Artificial intelligence has been a hot topic in the news for a while now, with plenty of related requests being sent through the Journalist Enquiry Service by the media. But how is AI affecting the publishing industry itself?

The JournalismAI Festival, celebrating five years since it began, delved into topics including personalisation, fact checking and storytelling techniques. Here are the key takeaways from the panels:

Journalist and ‘expert’ guidance for AI

Several speakers throughout the sessions stressed the need for AI tools and processes to have a ‘human’ in the loop. 

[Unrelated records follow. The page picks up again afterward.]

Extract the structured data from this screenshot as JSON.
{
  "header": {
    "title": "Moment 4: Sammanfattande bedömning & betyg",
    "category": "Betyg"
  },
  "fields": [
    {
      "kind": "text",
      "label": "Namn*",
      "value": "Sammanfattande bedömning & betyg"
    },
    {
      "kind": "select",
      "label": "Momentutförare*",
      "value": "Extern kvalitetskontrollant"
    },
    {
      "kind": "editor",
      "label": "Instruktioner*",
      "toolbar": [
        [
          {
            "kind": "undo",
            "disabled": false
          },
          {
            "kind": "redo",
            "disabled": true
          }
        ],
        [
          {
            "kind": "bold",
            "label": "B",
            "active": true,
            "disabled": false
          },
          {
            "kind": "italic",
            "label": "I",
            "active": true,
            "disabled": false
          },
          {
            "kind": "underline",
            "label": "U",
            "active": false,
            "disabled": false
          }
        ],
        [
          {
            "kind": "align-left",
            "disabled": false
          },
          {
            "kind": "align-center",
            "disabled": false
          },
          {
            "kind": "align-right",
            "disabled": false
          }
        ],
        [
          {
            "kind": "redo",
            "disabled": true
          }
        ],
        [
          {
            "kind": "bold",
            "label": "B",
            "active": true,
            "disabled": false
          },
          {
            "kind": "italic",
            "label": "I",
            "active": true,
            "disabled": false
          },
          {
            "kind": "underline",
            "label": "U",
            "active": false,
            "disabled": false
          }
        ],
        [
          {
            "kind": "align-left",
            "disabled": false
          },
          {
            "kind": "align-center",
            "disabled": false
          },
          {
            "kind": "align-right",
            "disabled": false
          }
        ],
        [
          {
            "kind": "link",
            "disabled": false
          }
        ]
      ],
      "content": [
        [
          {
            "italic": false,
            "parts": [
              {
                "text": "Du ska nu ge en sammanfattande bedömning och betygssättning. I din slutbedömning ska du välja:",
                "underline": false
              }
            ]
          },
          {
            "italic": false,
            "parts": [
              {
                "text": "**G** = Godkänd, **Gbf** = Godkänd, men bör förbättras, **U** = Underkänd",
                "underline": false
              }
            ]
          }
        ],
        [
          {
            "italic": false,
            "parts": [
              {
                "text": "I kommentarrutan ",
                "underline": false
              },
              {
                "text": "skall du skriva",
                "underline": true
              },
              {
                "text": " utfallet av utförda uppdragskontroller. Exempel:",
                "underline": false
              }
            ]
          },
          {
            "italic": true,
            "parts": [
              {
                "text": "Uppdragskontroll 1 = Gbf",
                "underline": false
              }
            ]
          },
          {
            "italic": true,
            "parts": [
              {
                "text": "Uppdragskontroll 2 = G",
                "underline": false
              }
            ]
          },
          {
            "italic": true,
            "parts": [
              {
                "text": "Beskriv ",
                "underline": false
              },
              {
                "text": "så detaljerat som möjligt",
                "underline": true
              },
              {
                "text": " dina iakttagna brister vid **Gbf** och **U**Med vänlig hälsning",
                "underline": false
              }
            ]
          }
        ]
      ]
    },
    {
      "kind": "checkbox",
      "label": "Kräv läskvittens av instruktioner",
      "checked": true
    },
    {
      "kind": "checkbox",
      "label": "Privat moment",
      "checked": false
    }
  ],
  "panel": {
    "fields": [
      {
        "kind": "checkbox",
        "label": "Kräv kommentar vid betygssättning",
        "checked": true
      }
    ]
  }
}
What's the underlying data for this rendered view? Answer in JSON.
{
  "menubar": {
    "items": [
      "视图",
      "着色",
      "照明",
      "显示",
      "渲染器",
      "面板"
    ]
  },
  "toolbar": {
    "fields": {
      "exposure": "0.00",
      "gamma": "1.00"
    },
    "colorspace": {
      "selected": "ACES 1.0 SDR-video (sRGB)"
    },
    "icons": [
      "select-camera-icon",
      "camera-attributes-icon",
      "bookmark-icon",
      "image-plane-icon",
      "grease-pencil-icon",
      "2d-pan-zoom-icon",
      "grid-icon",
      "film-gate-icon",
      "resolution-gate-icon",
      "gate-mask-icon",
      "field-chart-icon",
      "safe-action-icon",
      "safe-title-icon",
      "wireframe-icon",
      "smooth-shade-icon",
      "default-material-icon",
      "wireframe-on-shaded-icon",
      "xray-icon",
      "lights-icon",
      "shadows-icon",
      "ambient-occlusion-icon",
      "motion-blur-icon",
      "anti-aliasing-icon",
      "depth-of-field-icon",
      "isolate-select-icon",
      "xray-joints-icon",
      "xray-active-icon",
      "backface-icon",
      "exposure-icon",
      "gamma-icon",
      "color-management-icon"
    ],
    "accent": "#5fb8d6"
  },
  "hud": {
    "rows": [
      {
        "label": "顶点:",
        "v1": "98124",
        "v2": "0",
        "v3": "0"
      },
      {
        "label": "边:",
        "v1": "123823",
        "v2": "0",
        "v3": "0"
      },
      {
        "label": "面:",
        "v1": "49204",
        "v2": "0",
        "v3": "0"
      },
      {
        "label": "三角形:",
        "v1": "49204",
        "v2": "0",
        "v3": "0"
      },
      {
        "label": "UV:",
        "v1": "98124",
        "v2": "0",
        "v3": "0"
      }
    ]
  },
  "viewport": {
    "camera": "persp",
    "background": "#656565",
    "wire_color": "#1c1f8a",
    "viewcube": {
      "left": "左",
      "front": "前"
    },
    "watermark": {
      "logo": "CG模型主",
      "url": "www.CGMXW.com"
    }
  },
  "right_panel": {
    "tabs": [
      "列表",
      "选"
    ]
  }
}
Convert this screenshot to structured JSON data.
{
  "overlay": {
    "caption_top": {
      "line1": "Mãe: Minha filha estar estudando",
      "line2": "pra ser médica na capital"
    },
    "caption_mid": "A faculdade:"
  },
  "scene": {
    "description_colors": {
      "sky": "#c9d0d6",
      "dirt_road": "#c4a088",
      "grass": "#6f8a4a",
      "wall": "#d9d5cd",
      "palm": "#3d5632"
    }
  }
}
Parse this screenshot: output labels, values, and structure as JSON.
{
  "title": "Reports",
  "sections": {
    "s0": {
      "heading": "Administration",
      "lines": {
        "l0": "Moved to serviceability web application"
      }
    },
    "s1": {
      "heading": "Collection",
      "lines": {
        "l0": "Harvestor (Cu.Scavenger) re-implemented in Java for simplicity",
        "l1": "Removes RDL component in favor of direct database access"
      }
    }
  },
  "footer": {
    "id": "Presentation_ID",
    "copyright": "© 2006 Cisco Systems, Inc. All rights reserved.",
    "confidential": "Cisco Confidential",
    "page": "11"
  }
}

Alessandro Alviani, generative AI lead at Süddeutsche Zeitung Digitale Medien, said his team are looking at a different approach – putting an ‘expert’ in the loop. This change came about following a mix up made by a prototype summarization tool, which claimed that footballer Pascal Gross transferred from Brighton in the Premier League to the German national football team (not true):

‘This summary was reviewed and approved by an editor. Why? Because this editor is not a football expert. It sounds grammatically and stylistically like a perfect summary, but it’s wrong. That’s the reason we need an expert.’

AI for the media industry performs best when it is guided by journalists, and ideally journalists that are experts in their field. Peter Andringa, visual investigative journalist at the Financial Times, shared the paper’s direction: ‘the underlying thread for all of our reporting is that it’s human-led and AI-enabled. We see AI as one tool in our toolbox for reporting these stories.’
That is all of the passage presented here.